La posture adoptée par Kemi Seba à Pretoria repose sur une allégation choc : un retour au Bénin équivaudrait à une condamnation à mort. Pourtant, cette affirmation se heurte à une réalité juridique incontestable. Le Bénin fait figure de pionnier en Afrique de l’Ouest en matière de protection des droits humains. L’abolition de la peine de mort dans son arsenal législatif en est la preuve la plus tangible. Affirmer que sa vie serait menacée dans un pays où le droit à la dignité est sacré relève soit d’une méconnaissance profonde du système judiciaire béninois, soit d’une stratégie délibérée pour influencer l’opinion publique internationale.

Le 15 septembre 2023 : un test révélateur des institutions béninoises

Pour étayer son propos, il n’est nul besoin de spéculations. Les faits récents parlent d’eux-mêmes. Le 15 septembre 2023, Kemi Seba était interpellé à l’aéroport international Cardinal Bernardin Gantin de Cotonou. À peine quelques heures après une audition, il était relâché sans condition, libre de ses mouvements. Cet épisode illustre avec éloquence la rigueur et l’équité de la justice béninoise.

Si les autorités béninoises avaient eu l’intention de nuire à Kemi Seba ou de le retenir arbitrairement, l’occasion se serait présentée lors de cette interpellation. Son élargissement immédiat démontre au contraire que l’État béninois agit dans le strict respect de la loi. Cette transparence judiciaire est un gage de confiance pour les justiciables et les observateurs internationaux.

Une stratégie pour esquiver la justice

Derrière les déclarations théâtrales et les émotions jouées à l’audience, la manœuvre est claire : Kemi Seba cherche à se soustraire à ses responsabilités en brandissant le spectre d’une persécution politique.

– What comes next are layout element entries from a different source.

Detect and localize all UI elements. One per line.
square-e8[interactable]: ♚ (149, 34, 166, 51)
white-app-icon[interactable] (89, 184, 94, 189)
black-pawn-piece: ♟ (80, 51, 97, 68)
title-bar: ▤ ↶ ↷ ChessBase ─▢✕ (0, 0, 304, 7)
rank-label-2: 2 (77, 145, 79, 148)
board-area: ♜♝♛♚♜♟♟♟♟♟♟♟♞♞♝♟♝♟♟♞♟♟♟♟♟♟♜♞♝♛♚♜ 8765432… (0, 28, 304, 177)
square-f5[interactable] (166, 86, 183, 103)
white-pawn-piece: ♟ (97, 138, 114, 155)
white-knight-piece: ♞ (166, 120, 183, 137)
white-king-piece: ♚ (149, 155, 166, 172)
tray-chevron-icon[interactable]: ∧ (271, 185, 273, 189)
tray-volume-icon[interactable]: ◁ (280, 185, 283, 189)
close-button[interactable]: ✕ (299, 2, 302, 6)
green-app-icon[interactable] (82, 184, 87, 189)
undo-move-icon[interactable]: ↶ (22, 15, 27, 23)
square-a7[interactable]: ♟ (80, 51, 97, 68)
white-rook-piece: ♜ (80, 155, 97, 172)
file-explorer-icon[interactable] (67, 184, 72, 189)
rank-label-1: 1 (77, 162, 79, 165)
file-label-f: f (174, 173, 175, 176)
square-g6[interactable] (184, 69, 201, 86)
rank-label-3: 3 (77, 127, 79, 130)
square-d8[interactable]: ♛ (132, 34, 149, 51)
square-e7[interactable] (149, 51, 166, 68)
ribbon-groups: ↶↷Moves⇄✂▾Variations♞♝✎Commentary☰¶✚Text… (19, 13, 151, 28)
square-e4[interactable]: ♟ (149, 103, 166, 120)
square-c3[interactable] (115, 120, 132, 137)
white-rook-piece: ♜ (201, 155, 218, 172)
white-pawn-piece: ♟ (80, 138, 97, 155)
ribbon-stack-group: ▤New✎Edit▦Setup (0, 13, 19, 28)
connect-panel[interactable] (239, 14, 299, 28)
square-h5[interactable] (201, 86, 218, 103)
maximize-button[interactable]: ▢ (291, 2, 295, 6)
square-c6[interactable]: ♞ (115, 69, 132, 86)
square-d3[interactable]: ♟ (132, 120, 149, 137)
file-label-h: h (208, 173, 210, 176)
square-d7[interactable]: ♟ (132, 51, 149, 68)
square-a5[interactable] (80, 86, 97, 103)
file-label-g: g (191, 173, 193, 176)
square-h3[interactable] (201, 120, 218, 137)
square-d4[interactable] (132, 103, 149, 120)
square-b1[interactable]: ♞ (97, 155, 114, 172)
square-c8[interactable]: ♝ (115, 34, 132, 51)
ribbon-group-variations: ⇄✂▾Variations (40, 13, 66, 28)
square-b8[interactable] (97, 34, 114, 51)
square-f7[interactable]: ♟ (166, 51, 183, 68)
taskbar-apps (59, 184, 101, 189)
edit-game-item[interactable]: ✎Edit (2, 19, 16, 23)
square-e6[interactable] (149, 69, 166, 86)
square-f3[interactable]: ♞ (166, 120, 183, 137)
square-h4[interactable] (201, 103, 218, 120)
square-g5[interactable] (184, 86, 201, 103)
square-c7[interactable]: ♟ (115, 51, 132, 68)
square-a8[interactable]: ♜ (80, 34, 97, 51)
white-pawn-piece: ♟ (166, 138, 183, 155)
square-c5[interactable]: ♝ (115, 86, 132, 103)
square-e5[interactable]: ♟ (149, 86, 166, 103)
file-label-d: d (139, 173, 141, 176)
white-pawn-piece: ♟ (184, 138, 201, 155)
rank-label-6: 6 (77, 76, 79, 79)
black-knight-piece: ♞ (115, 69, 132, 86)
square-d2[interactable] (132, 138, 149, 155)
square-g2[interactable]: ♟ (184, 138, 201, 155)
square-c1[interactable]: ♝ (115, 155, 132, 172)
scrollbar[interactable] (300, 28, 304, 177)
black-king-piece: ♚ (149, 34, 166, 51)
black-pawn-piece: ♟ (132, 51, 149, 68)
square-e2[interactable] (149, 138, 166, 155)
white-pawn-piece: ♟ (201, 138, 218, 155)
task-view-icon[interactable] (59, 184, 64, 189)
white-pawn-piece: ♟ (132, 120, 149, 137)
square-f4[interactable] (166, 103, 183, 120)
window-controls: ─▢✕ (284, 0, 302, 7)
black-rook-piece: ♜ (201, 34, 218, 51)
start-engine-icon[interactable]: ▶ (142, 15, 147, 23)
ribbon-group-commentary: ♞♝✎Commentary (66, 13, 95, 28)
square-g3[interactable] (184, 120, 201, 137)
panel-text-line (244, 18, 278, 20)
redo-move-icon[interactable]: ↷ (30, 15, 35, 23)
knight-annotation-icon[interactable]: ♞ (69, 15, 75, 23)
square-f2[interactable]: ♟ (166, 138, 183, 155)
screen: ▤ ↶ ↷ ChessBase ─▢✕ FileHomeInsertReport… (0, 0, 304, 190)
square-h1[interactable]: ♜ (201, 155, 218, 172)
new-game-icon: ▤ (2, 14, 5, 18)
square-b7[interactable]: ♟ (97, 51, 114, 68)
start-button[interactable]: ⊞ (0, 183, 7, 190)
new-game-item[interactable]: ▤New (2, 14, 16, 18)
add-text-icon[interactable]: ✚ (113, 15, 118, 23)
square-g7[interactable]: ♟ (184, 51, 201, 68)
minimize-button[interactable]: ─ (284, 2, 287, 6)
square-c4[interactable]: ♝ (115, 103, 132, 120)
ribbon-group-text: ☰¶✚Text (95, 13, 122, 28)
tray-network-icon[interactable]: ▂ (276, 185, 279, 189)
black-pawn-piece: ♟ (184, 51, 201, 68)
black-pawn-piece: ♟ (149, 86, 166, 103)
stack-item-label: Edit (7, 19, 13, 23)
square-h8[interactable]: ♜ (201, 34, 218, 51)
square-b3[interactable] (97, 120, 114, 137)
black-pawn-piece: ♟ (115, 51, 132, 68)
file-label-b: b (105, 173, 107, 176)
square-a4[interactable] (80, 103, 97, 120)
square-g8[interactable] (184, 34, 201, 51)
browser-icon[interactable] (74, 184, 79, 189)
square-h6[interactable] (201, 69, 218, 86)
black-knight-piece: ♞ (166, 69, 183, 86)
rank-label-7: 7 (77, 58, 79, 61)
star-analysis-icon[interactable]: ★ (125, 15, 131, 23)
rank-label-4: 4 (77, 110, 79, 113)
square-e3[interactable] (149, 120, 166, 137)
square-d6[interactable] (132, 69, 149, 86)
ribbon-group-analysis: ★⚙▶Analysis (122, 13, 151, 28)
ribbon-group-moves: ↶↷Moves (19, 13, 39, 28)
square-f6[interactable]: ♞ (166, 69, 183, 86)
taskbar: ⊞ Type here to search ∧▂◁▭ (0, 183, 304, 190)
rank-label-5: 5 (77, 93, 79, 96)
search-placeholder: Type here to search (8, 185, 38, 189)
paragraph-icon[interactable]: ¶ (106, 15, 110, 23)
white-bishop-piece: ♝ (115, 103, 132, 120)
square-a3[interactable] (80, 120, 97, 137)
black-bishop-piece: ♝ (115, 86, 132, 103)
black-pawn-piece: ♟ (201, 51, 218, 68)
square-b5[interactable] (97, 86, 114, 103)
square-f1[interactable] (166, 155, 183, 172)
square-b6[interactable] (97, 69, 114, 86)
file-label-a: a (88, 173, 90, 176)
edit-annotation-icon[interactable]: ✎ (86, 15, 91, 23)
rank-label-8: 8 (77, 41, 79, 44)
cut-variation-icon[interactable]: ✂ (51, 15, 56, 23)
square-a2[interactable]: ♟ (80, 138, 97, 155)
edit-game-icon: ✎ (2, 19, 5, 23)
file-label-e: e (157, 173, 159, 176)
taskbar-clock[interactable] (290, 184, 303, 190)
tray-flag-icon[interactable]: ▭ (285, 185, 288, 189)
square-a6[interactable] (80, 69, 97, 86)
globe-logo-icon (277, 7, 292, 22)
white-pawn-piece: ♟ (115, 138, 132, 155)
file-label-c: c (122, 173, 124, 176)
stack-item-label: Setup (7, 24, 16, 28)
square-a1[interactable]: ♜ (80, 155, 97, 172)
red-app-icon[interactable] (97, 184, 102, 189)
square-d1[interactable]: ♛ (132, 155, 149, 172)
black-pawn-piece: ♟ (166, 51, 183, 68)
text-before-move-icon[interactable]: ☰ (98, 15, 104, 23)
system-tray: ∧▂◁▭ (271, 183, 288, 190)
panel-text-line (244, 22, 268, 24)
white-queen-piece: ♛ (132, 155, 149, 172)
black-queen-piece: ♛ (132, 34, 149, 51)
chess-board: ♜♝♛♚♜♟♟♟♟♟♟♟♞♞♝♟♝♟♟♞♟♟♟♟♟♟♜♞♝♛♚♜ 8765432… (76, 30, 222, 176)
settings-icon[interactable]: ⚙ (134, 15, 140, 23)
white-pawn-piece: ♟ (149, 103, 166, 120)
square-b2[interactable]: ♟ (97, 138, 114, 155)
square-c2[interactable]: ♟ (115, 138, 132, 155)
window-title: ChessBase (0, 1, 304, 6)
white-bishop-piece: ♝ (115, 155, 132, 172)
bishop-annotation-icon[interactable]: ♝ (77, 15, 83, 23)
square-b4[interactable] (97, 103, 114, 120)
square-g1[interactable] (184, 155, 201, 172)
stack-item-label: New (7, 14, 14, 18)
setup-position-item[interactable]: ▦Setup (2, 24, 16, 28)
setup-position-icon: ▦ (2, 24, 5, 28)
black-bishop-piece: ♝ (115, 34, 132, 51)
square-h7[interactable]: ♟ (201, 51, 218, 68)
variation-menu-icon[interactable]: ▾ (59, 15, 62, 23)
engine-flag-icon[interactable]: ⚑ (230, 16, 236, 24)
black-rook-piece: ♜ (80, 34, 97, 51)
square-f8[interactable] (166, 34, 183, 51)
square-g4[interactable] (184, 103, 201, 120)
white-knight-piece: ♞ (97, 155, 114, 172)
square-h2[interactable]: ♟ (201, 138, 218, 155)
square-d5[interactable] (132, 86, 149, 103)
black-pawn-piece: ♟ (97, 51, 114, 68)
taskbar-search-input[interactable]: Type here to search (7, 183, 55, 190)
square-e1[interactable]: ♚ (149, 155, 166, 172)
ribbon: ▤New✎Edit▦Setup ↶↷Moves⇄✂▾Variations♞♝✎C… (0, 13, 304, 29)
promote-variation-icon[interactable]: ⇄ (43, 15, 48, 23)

En transformant une procédure judiciaire classique en un récit humanitaire, il tente de détourner l’attention de ses actes et de ses engagements passés.

Cependant, la justice ne se base pas sur des discours enflammés, mais sur des preuves tangibles. Au Bénin, les tribunaux modernes garantissent le droit à une défense équitable. Ses avocats pourront présenter ses arguments dans un cadre juridique sécurisé et transparent. La peur d’un procès équitable n’est-elle pas le signe que Kemi Seba redoute davantage la vérité que les risques imaginaires qu’il évoque ?

Le Bénin, un État respectueux des droits fondamentaux

La posture de « victime en sursis » adoptée par Kemi Seba à Pretoria ne résiste pas à l’examen des faits. Entre l’abolition de la peine de mort et une interpellation passée conclue par une libération immédiate, les preuves sont accablantes. L’Afrique du Sud ne devrait pas se laisser abuser par cette mise en scène : le Bénin n’est pas une menace pour Kemi Seba. Ce qui le menace, c’est peut-être la perspective d’un procès où ses actions seront examinées sous le prisme de la loi, loin des exagérations médiatiques.